August is the month of correction as second-quarter earnings reflect the financial impact of tariffs on different companies. Moreover, the recent tariff update, in which the United States increased tariffs on several Canadian exports from 25% to 35%, pulled down stocks with tariff exposure. Furthermore, Canada’s weak jobs data for July of net 40,800 jobs losses created a bearish momentum, sending several consumer-related stocks down.
This dip has created an opportunity to buy stocks before the December-February rally.
Seasonal stocks to buy on the dip
Air Canada (TSX:AC) stock has dipped 14% after the airline reported a 54.6% year-over-year decline in net profit due to a slowdown in travel demand to the United States, which accounts for 21.6% of its revenue. Despite weak transborder travel, the stock surged 46% in the second quarter owing to strong demand from the Atlantic, Domestic, and Latin American markets. There was also a risk of a strike from flight attendants.

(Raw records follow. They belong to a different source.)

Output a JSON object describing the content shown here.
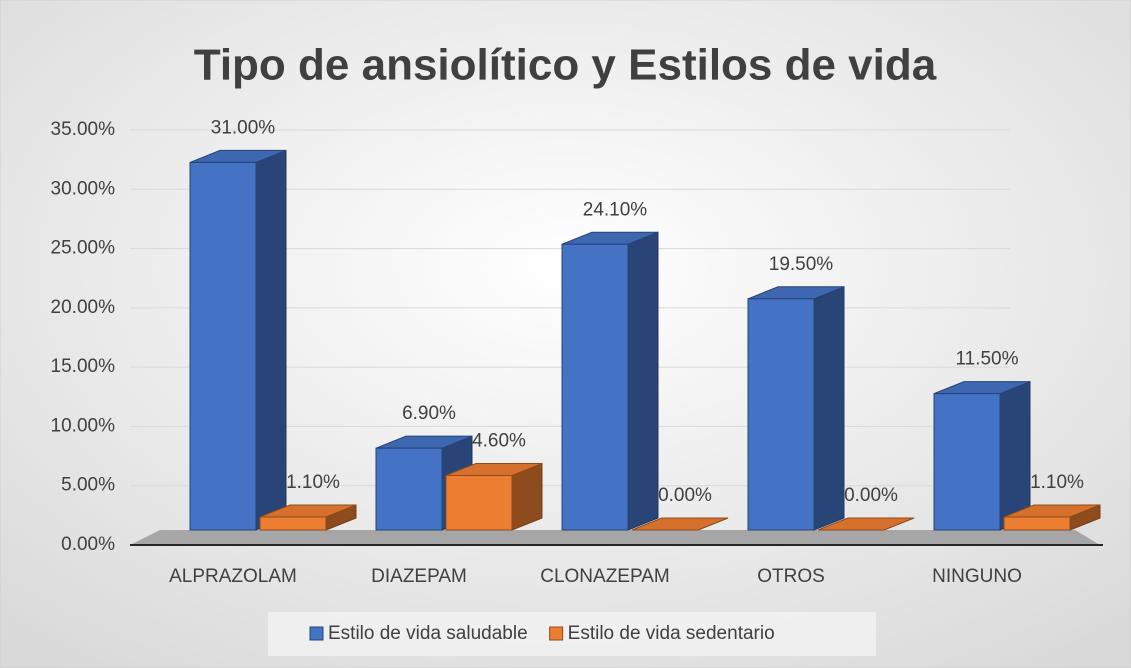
{
  "chart_data": {
    "type": "bar3d",
    "title": "Tipo de ansiolítico y Estilos de vida",
    "categories": [
      "ALPRAZOLAM",
      "DIAZEPAM",
      "CLONAZEPAM",
      "OTROS",
      "NINGUNO"
    ],
    "series": [
      {
        "name": "Estilo de vida saludable",
        "color": "#4472c4",
        "values": [
          31.0,
          6.9,
          24.1,
          19.5,
          11.5
        ],
        "value_labels": [
          "31.00%",
          "6.90%",
          "24.10%",
          "19.50%",
          "11.50%"
        ]
      },
      {
        "name": "Estilo de vida sedentario",
        "color": "#ed7d31",
        "values": [
          1.1,
          4.6,
          0.0,
          0.0,
          1.1
        ],
        "value_labels": [
          "1.10%",
          "4.60%",
          "0.00%",
          "0.00%",
          "1.10%"
        ]
      }
    ],
    "ylim": [
      0,
      35
    ],
    "yticks": [
      {
        "value": 0,
        "label": "0.00%"
      },
      {
        "value": 5,
        "label": "5.00%"
      },
      {
        "value": 10,
        "label": "10.00%"
      },
      {
        "value": 15,
        "label": "15.00%"
      },
      {
        "value": 20,
        "label": "20.00%"
      },
      {
        "value": 25,
        "label": "25.00%"
      },
      {
        "value": 30,
        "label": "30.00%"
      },
      {
        "value": 35,
        "label": "35.00%"
      }
    ],
    "grid": true,
    "legend": "bottom"
  }
}
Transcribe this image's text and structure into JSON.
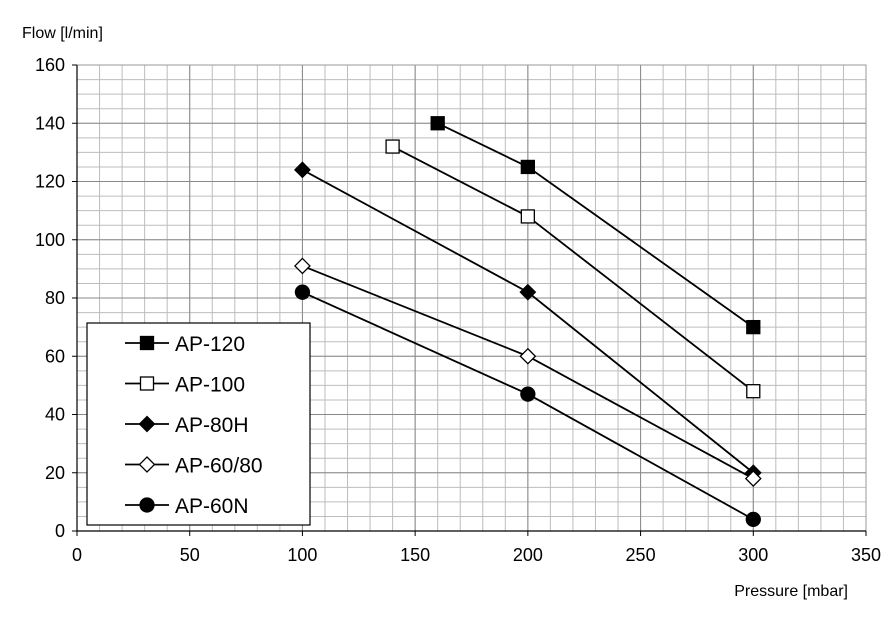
{
  "chart_data": {
    "type": "line",
    "title": "",
    "xlabel": "Pressure [mbar]",
    "ylabel": "Flow [l/min]",
    "xlim": [
      0,
      350
    ],
    "ylim": [
      0,
      160
    ],
    "x_ticks": [
      0,
      50,
      100,
      150,
      200,
      250,
      300,
      350
    ],
    "y_ticks": [
      0,
      20,
      40,
      60,
      80,
      100,
      120,
      140,
      160
    ],
    "x_tick_labels": [
      "0",
      "50",
      "100",
      "150",
      "200",
      "250",
      "300",
      "350"
    ],
    "y_tick_labels": [
      "0",
      "20",
      "40",
      "60",
      "80",
      "100",
      "120",
      "140",
      "160"
    ],
    "minor_grid_step_x": 10,
    "minor_grid_step_y": 5,
    "grid": true,
    "legend_position": "bottom-left",
    "series": [
      {
        "name": "AP-120",
        "marker": "square-filled",
        "x": [
          160,
          200,
          300
        ],
        "y": [
          140,
          125,
          70
        ]
      },
      {
        "name": "AP-100",
        "marker": "square-open",
        "x": [
          140,
          200,
          300
        ],
        "y": [
          132,
          108,
          48
        ]
      },
      {
        "name": "AP-80H",
        "marker": "diamond-filled",
        "x": [
          100,
          200,
          300
        ],
        "y": [
          124,
          82,
          20
        ]
      },
      {
        "name": "AP-60/80",
        "marker": "diamond-open",
        "x": [
          100,
          200,
          300
        ],
        "y": [
          91,
          60,
          18
        ]
      },
      {
        "name": "AP-60N",
        "marker": "circle-filled",
        "x": [
          100,
          200,
          300
        ],
        "y": [
          82,
          47,
          4
        ]
      }
    ]
  },
  "colors": {
    "line": "#000000",
    "grid": "#bdbdbd",
    "background": "#ffffff"
  }
}
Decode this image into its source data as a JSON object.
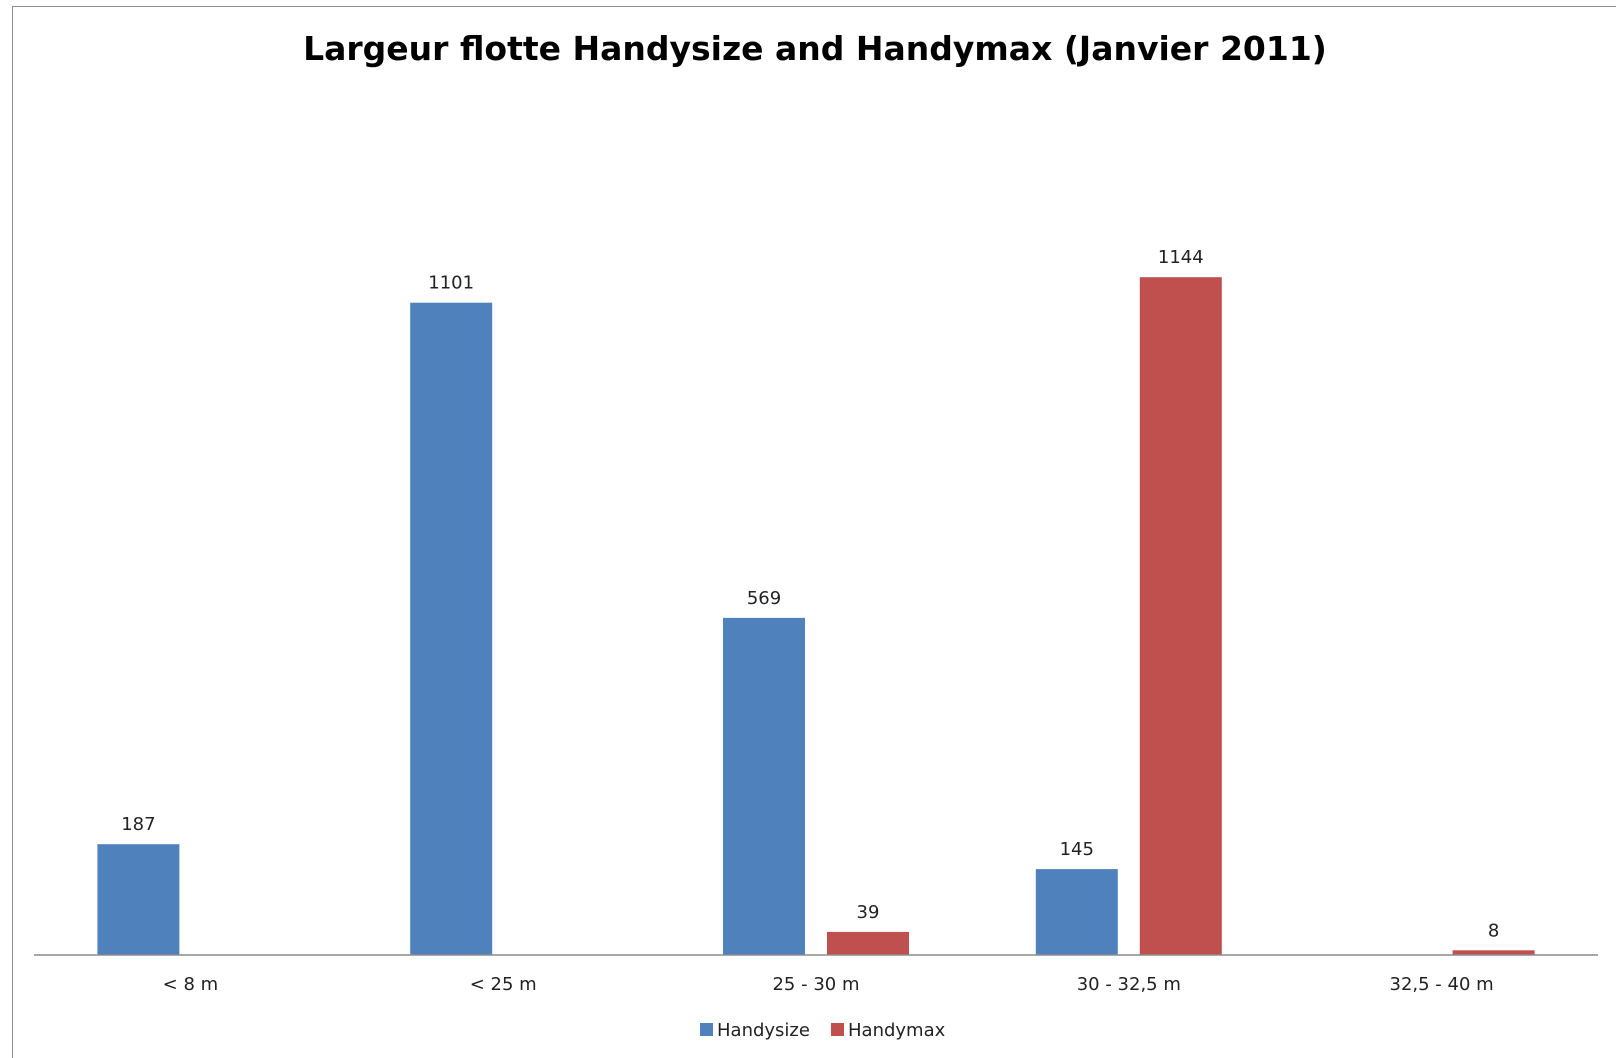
{
  "chart_data": {
    "type": "bar",
    "title": "Largeur flotte Handysize and Handymax (Janvier 2011)",
    "xlabel": "",
    "ylabel": "",
    "categories": [
      "< 8 m",
      "< 25 m",
      "25 - 30 m",
      "30 - 32,5 m",
      "32,5 - 40 m"
    ],
    "series": [
      {
        "name": "Handysize",
        "color": "#4f81bd",
        "values": [
          187,
          1101,
          569,
          145,
          null
        ]
      },
      {
        "name": "Handymax",
        "color": "#c0504d",
        "values": [
          null,
          null,
          39,
          1144,
          8
        ]
      }
    ],
    "ylim": [
      0,
      1200
    ],
    "grid": false,
    "legend": "bottom",
    "data_labels": true
  }
}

Air Canada has finally reached an agreement with the staff after a four-day strike and will restore full operations in a week. While transborder demand may remain weak, the airline will divert capacity to other routes to make the most of the holiday season travel. You could consider buying the stock below $20 and selling it at its seasonal peak of $25.
Shopify (TSX:SHOP) stock is receding after a sharp 30% jump in early August, when the company reported 31% revenue growth in the second quarter of 2025. The revenue was driven by growth in Europe, North America, and the Asia Pacific. It also reported a stable third-quarter revenue outlook of mid-to-high twenties percentage rate and a mid-to-high teens free cash flow margin.

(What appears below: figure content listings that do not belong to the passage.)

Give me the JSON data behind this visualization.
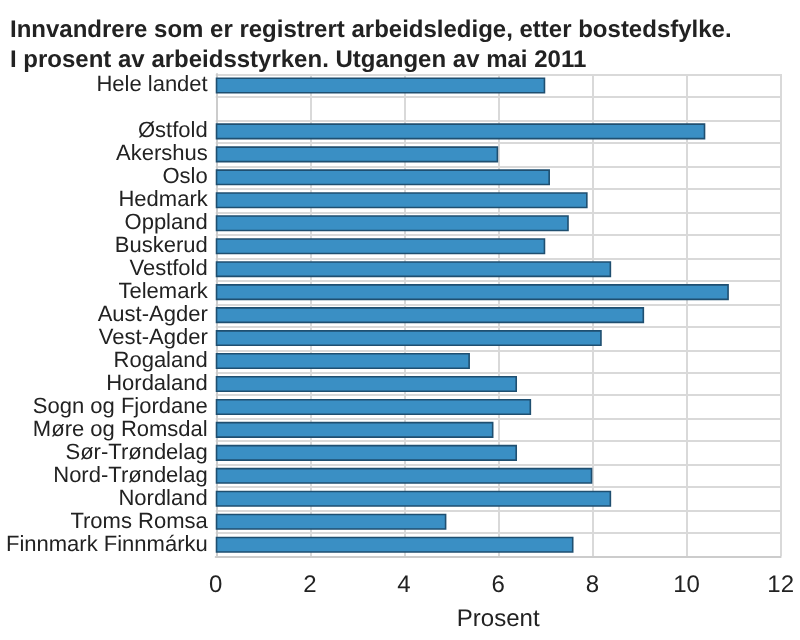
{
  "chart_data": {
    "type": "bar",
    "orientation": "horizontal",
    "title": "Innvandrere som er registrert arbeidsledige, etter bostedsfylke.\nI prosent av arbeidsstyrken. Utgangen av mai 2011",
    "xlabel": "Prosent",
    "categories": [
      "Hele landet",
      null,
      "Østfold",
      "Akershus",
      "Oslo",
      "Hedmark",
      "Oppland",
      "Buskerud",
      "Vestfold",
      "Telemark",
      "Aust-Agder",
      "Vest-Agder",
      "Rogaland",
      "Hordaland",
      "Sogn og Fjordane",
      "Møre og Romsdal",
      "Sør-Trøndelag",
      "Nord-Trøndelag",
      "Nordland",
      "Troms Romsa",
      "Finnmark Finnmárku"
    ],
    "values": [
      7.0,
      null,
      10.4,
      6.0,
      7.1,
      7.9,
      7.5,
      7.0,
      8.4,
      10.9,
      9.1,
      8.2,
      5.4,
      6.4,
      6.7,
      5.9,
      6.4,
      8.0,
      8.4,
      4.9,
      7.6
    ],
    "color": "#3a8fc4",
    "xlim": [
      0,
      12
    ],
    "xticks": [
      0,
      2,
      4,
      6,
      8,
      10,
      12
    ],
    "grid": true
  }
}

You could consider buying Shopify stock now, as it could increase by around 50% between mid-October and February, riding the holiday season rally. You could buy the stock at around $190 and sell at $285 before a seasonal dip in March.
Long-term stocks to buy on the dip and hold
Descartes Systems (TSX:DSG) is a stock to buy now while it is down 22% from its all-time high of $177.98. The stock is in a downturn as the tariff war has reduced trade volumes and affected its sales. However, a strong demand for its Global Trade Intelligence and Compliance solutions hints at a possible surge in future revenue when pent-up trades are realized. The tariff situation is unlikely to last long. Even if it does, companies will look for alternatives to live with the tariff. And Descartes will be prepared to help companies adjust their supply chain and execute trade under the new environment.
Descartes’ stock could recover as trade normalizes. DSG could continue its long-term rally of 20% average annual growth.
Topicus.com (TSXV:TOI) slipped almost 15% from its July high after the company accelerated its acquisitions, which boosted its revenue by 20% year-over-year. The second half could be relatively slow for acquisitions, which will keep the stock price low before the next rally in the first half of 2026. Most of the maintenance invoices are due in the first quarter, which pushes the cash flow to the first half. You could consider buying this stock at the dip and holding it for the long term, as every new acquisition is accretive to its cash flows.
Dividend stock to buy the dip
The portfolio diversification is complete with a high-yield dividend stock, Telus Corporation (TSX:T). The telco has withstood the test of time as the industry underwent a remarkable regulatory change that triggered a price war and shift in market share. The industry has adapted to the new normal. Telus has reduced its dividend growth target for the next three years, lowered its capital expenditure, and is now focused on reducing costs and deleveraging its balance sheet.
These efforts will gradually reflect in their profit margins, which were stressed by the price war and falling average revenue per user. It is a good time to buy the stock and lock in a 7.3% yield.